Unfortunately, outright denial to such a fact-based report remains the only response from Myanmar.
We reiterate our call to the Myanmar authorities to take urgent necessary steps to ensure mine clearance, declare a moratorium on the production of landmines, and end civilian casualties.“
On 19 October, Mr. Khant Ko Ko, Second Secretary of the Permanent Mission of the Republic of the Union of Myanmar to the United Nations in New York, at the General Debate of the First Committee of the 75th General Assembly, delivered the following statement.
We have been actively facilitating the return of the displaced persons and measures we have taken for this have been made well known to the international community and Bangladesh.
It is irrational and irresponsible to suggest that Myanmar government is hindering their return by planting landmines at the border. We categorically reject such accusations.

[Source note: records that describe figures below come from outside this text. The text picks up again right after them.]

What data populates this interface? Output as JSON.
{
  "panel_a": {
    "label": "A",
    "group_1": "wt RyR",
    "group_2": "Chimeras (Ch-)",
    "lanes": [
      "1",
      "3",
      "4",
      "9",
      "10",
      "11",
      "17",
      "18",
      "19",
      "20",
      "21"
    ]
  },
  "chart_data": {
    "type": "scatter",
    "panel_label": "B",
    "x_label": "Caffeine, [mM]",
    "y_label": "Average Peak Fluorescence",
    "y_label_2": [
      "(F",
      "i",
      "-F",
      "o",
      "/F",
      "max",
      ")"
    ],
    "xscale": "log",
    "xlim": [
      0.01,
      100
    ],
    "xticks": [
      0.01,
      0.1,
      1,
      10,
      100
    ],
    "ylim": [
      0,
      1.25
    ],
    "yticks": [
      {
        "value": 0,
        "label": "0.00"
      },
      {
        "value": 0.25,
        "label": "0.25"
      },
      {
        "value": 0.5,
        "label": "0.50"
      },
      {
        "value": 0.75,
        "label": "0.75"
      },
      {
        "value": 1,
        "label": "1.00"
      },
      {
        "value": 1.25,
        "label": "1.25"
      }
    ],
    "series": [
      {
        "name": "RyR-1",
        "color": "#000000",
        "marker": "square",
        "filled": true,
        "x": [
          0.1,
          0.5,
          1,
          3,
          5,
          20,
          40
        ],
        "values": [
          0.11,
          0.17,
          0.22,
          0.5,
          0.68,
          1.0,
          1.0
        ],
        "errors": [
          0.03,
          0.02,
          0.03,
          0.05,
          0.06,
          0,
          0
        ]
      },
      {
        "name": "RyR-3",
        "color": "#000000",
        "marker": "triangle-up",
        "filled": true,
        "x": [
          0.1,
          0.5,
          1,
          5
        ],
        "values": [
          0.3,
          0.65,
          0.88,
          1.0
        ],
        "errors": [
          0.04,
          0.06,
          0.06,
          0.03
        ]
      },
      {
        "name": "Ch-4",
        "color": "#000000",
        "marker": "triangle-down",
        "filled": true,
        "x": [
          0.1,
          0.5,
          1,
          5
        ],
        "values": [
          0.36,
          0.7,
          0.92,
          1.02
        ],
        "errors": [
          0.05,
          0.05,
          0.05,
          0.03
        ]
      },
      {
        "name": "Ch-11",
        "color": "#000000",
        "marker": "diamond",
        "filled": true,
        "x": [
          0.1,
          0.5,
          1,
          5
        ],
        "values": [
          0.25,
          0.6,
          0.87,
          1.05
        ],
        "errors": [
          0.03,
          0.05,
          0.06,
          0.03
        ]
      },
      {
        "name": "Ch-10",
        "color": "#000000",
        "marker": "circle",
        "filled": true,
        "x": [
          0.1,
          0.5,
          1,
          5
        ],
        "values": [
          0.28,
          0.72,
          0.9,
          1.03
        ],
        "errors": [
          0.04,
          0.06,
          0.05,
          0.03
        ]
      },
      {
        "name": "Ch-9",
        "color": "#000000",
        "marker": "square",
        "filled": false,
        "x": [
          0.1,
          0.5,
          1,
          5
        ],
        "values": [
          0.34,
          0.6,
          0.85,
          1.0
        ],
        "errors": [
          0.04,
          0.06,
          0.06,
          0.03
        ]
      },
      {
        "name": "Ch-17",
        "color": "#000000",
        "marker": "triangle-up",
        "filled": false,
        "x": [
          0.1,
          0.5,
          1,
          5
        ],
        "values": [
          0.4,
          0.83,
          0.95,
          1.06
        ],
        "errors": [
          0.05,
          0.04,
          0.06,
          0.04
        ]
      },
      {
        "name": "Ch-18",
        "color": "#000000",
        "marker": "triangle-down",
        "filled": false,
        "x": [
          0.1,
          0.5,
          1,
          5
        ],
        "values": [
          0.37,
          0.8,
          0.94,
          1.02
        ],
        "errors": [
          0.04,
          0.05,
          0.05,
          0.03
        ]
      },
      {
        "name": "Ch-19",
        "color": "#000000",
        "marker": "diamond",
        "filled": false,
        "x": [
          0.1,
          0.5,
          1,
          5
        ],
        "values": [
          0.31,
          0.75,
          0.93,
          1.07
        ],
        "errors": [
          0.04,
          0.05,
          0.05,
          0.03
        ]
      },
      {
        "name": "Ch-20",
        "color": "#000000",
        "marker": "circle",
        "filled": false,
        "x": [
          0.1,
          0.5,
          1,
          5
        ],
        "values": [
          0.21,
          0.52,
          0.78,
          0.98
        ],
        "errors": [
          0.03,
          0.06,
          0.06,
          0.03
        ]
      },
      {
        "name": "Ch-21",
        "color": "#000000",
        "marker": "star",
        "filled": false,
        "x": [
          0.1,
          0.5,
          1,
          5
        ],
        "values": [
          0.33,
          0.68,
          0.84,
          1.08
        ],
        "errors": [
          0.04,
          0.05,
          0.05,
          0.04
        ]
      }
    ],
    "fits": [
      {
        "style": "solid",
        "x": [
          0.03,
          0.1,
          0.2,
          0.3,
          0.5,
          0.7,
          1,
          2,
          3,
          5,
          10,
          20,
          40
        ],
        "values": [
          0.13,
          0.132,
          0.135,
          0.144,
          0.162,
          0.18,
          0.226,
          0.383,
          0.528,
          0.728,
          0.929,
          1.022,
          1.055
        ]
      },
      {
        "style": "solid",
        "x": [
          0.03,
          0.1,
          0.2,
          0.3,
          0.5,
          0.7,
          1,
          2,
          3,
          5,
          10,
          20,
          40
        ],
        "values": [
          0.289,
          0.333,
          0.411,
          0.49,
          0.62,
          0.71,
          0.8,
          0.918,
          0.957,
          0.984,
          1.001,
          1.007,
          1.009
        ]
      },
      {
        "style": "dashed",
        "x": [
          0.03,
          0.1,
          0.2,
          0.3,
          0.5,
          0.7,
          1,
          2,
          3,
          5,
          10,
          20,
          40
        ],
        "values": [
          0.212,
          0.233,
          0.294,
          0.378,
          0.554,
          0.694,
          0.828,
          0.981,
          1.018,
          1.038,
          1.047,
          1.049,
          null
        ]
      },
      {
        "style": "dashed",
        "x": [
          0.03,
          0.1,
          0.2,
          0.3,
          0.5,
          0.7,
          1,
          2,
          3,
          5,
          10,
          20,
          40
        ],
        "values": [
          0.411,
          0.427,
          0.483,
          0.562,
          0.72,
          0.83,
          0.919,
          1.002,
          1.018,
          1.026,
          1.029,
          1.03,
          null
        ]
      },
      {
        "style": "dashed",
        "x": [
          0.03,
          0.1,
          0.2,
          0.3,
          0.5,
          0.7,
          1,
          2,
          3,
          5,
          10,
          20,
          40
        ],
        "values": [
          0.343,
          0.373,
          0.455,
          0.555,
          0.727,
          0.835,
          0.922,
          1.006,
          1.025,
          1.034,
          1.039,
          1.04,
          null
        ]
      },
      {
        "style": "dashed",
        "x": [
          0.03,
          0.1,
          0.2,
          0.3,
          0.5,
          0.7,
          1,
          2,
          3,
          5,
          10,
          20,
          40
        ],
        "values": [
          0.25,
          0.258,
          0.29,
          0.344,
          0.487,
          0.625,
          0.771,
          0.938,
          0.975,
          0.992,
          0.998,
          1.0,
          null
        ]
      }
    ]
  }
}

The displaced persons are supposed to return to Myanmar through designated reception centers at the immediate border, which is also in line with the bilateral agreement. And the idea of planting a single landmine in these closely-monitored surroundings is totally absurd and imaginary.
Although bilateral repatriation has not yet started, more than 350 displaced persons from Cox’s Bazar camps have returned to Rakhine State on their own volition through unofficial channels. In this connection, there have been no reports of those returnees falling victims to landmines inside Myanmar.